Time to stop Abe's evil game
Updated: 2014-01-09 07:24
By Wen Zongduo (China Daily)
Allowing Japanese PM to revise pacifist Constitution will help revive militarism and harm the cause of peace in Asia-Pacific
In his written statement justifying his visit to the Yasukuni Shrine, Abe has said he prayed "for the souls of all those who fought for the country and made ultimate sacrifices" and "for the souls of all the people regardless of nationalities who lost their lives in the war". He refuses to differentiate between the dead. But differentiating between groups, between good and evil, convicting the criminals and punishing the culprits are the basic tenets of international justice - the last resort of humanity against savagery.
Abe does not say that enshrined at Yasukuni are 14 Class-A, and thousands of Class-B and Class-C war criminals who were responsible for the deaths of millions of innocent people of Japan and other countries. Among the 14 Class-A war criminals were chief allies of Adolf Hitler, masterminds of the attacks on Pearl Harbor, and generals behind the Nanjing Massacre, Yangon slaughter and the razing of Manila. But the shrine's museum lectures visitors that Japan was "forced into war" by the United States, and Japanese soldiers throughout Asia waged an "honorable campaign" to "free Asia from white Europeans".

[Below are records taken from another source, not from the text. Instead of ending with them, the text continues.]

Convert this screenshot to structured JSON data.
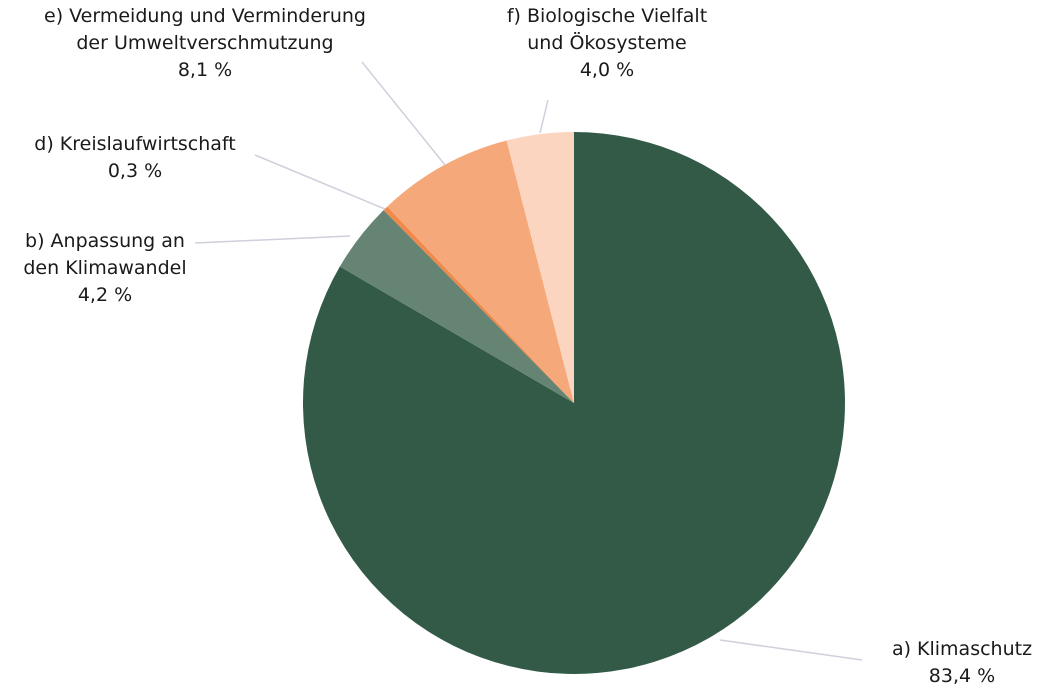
{
  "chart_data": {
    "type": "pie",
    "categories": [
      "a) Klimaschutz",
      "b) Anpassung an\nden Klimawandel",
      "d) Kreislaufwirtschaft",
      "e) Vermeidung und Verminderung\nder Umweltverschmutzung",
      "f) Biologische Vielfalt\nund Ökosysteme"
    ],
    "values": [
      83.4,
      4.2,
      0.3,
      8.1,
      4.0
    ],
    "value_labels": [
      "83,4 %",
      "4,2 %",
      "0,3 %",
      "8,1 %",
      "4,0 %"
    ],
    "colors": [
      "#335a47",
      "#658473",
      "#f08a4b",
      "#f5a97a",
      "#fbd5bf"
    ]
  }
}
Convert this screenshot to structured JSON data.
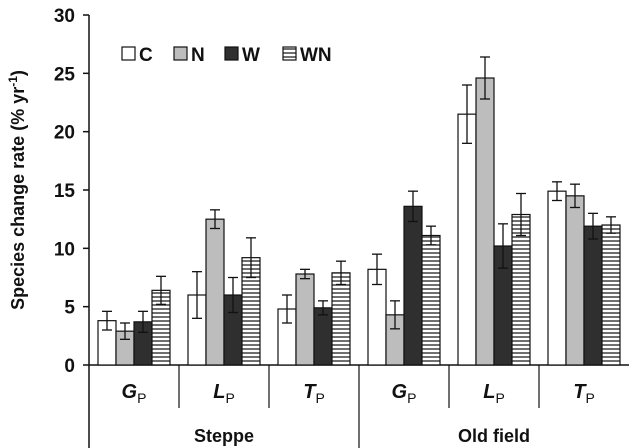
{
  "chart_data": {
    "type": "bar",
    "ylabel": "Species change rate (% yr",
    "ylabel_sup": "-1",
    "ylabel_close": ")",
    "ylim": [
      0,
      30
    ],
    "yticks": [
      "0",
      "5",
      "10",
      "15",
      "20",
      "25",
      "30"
    ],
    "grid": false,
    "legend_position": "top-left",
    "categories": [
      {
        "main": "G",
        "sub": "P",
        "group": "Steppe"
      },
      {
        "main": "L",
        "sub": "P",
        "group": "Steppe"
      },
      {
        "main": "T",
        "sub": "P",
        "group": "Steppe"
      },
      {
        "main": "G",
        "sub": "P",
        "group": "Old field"
      },
      {
        "main": "L",
        "sub": "P",
        "group": "Old field"
      },
      {
        "main": "T",
        "sub": "P",
        "group": "Old field"
      }
    ],
    "groups": [
      "Steppe",
      "Old field"
    ],
    "series": [
      {
        "name": "C",
        "fill": "#ffffff",
        "pattern": "none",
        "values": [
          3.8,
          6.0,
          4.8,
          8.2,
          21.5,
          14.9
        ],
        "errors": [
          0.8,
          2.0,
          1.2,
          1.3,
          2.5,
          0.8
        ]
      },
      {
        "name": "N",
        "fill": "#bdbdbd",
        "pattern": "none",
        "values": [
          2.9,
          12.5,
          7.8,
          4.3,
          24.6,
          14.5
        ],
        "errors": [
          0.7,
          0.8,
          0.4,
          1.2,
          1.8,
          1.0
        ]
      },
      {
        "name": "W",
        "fill": "#2f2f2f",
        "pattern": "none",
        "values": [
          3.7,
          6.0,
          4.9,
          13.6,
          10.2,
          11.9
        ],
        "errors": [
          0.9,
          1.5,
          0.6,
          1.3,
          1.9,
          1.1
        ]
      },
      {
        "name": "WN",
        "fill": "#ffffff",
        "pattern": "horizontal-lines",
        "values": [
          6.4,
          9.2,
          7.9,
          11.1,
          12.9,
          12.0
        ],
        "errors": [
          1.2,
          1.7,
          1.0,
          0.8,
          1.8,
          0.7
        ]
      }
    ]
  }
}
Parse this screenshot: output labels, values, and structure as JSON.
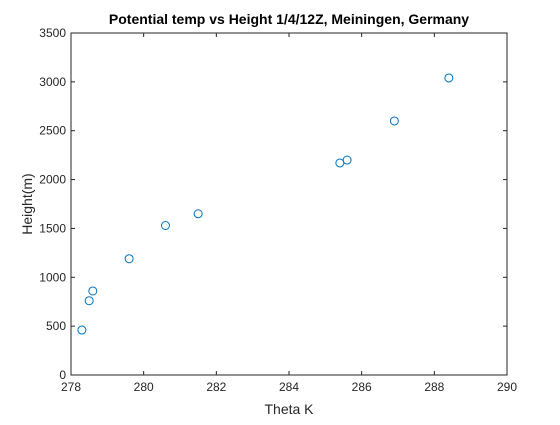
{
  "chart_data": {
    "type": "scatter",
    "title": "Potential temp vs Height 1/4/12Z, Meiningen, Germany",
    "xlabel": "Theta K",
    "ylabel": "Height(m)",
    "xlim": [
      278,
      290
    ],
    "ylim": [
      0,
      3500
    ],
    "xticks": [
      278,
      280,
      282,
      284,
      286,
      288,
      290
    ],
    "yticks": [
      0,
      500,
      1000,
      1500,
      2000,
      2500,
      3000,
      3500
    ],
    "xtick_labels": [
      "278",
      "280",
      "282",
      "284",
      "286",
      "288",
      "290"
    ],
    "ytick_labels": [
      "0",
      "500",
      "1000",
      "1500",
      "2000",
      "2500",
      "3000",
      "3500"
    ],
    "grid": false,
    "marker": "open-circle",
    "series": [
      {
        "color": "#0072BD",
        "x": [
          278.3,
          278.5,
          278.6,
          279.6,
          280.6,
          281.5,
          285.4,
          285.6,
          286.9,
          288.4
        ],
        "y": [
          460,
          760,
          860,
          1190,
          1530,
          1650,
          2170,
          2200,
          2600,
          3040
        ]
      }
    ]
  }
}
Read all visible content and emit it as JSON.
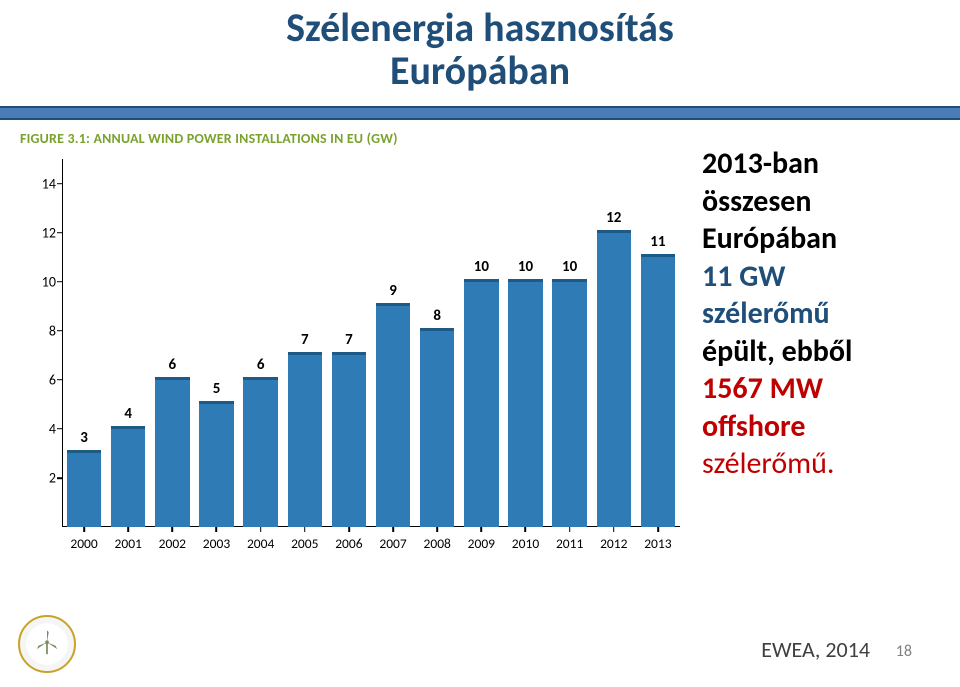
{
  "title_line1": "Szélenergia hasznosítás",
  "title_line2": "Európában",
  "title_color": "#1f4e79",
  "title_fontsize": 40,
  "divider_color": "#4a7db8",
  "divider_border": "#1f4e79",
  "figure_caption": "FIGURE 3.1: ANNUAL WIND POWER INSTALLATIONS IN EU (GW)",
  "figure_caption_color": "#7aa22f",
  "figure_caption_fontsize": 14,
  "chart": {
    "type": "bar",
    "categories": [
      "2000",
      "2001",
      "2002",
      "2003",
      "2004",
      "2005",
      "2006",
      "2007",
      "2008",
      "2009",
      "2010",
      "2011",
      "2012",
      "2013"
    ],
    "values": [
      3,
      4,
      6,
      5,
      6,
      7,
      7,
      9,
      8,
      10,
      10,
      10,
      12,
      11
    ],
    "value_labels": [
      "3",
      "4",
      "6",
      "5",
      "6",
      "7",
      "7",
      "9",
      "8",
      "10",
      "10",
      "10",
      "12",
      "11"
    ],
    "bar_color": "#2f7bb5",
    "bar_top_line_color": "#1e5a86",
    "bar_width_ratio": 0.78,
    "ylim": [
      0,
      15
    ],
    "yticks": [
      2,
      4,
      6,
      8,
      10,
      12,
      14
    ],
    "ytick_fontsize": 14,
    "xtick_fontsize": 13.5,
    "value_label_fontsize": 15,
    "axis_color": "#000000",
    "background_color": "#ffffff",
    "grid": false
  },
  "side": {
    "l1a": "2013-ban",
    "l1b": "összesen",
    "l2a": "Európában",
    "l3": "11 GW",
    "l4a": "szélerőmű",
    "l4b": "épült, ebből",
    "l5": "1567 MW",
    "l6": "offshore",
    "l7": "szélerőmű.",
    "black_color": "#000000",
    "blue_color": "#1f4e79",
    "red_color": "#c00000",
    "fontsize": 30
  },
  "source_text": "EWEA, 2014",
  "source_color": "#404040",
  "source_fontsize": 22,
  "page_number": "18",
  "page_number_color": "#7f7f7f",
  "page_number_fontsize": 16,
  "logo_border_color": "#c9a227",
  "logo_turbine_color": "#7a8a5a"
}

Abe challenges the verdict of the International Military Tribunal for the Far East as "victors' justice" and questions the definition of "aggression" in international law. He says Class-A convicts "are not war criminals under the laws of Japan". Is he trying to say Japan is above the international community led by the United Nations?
Even his aides have said visiting the shrine has been Abe's long-cherished desire, something instilled in his heart by his grandfather Nobusuke Kishi, the "Monster of the Showa era" who mysteriously escaped being convicted as a Class-A war criminal at the Tokyo Trials to become Japan's prime minister from 1957 to 1960 and try to "make Japan a normal state". Abe has proudly declared: "I am the son of Shintaro Abe but have inherited the DNA from Nobusuke Kishi."
His written statement says: "It is not my intention at all to hurt the feelings of the Chinese and Korean people." But what else does he expect the victims of Japanese atrocities to feel?
Abe had all along planned to use the expected strong reactions of people in Japan's neighboring countries to his shrine visit to fan passions at home and boost his call to revise the country's Constitution and revive militarism.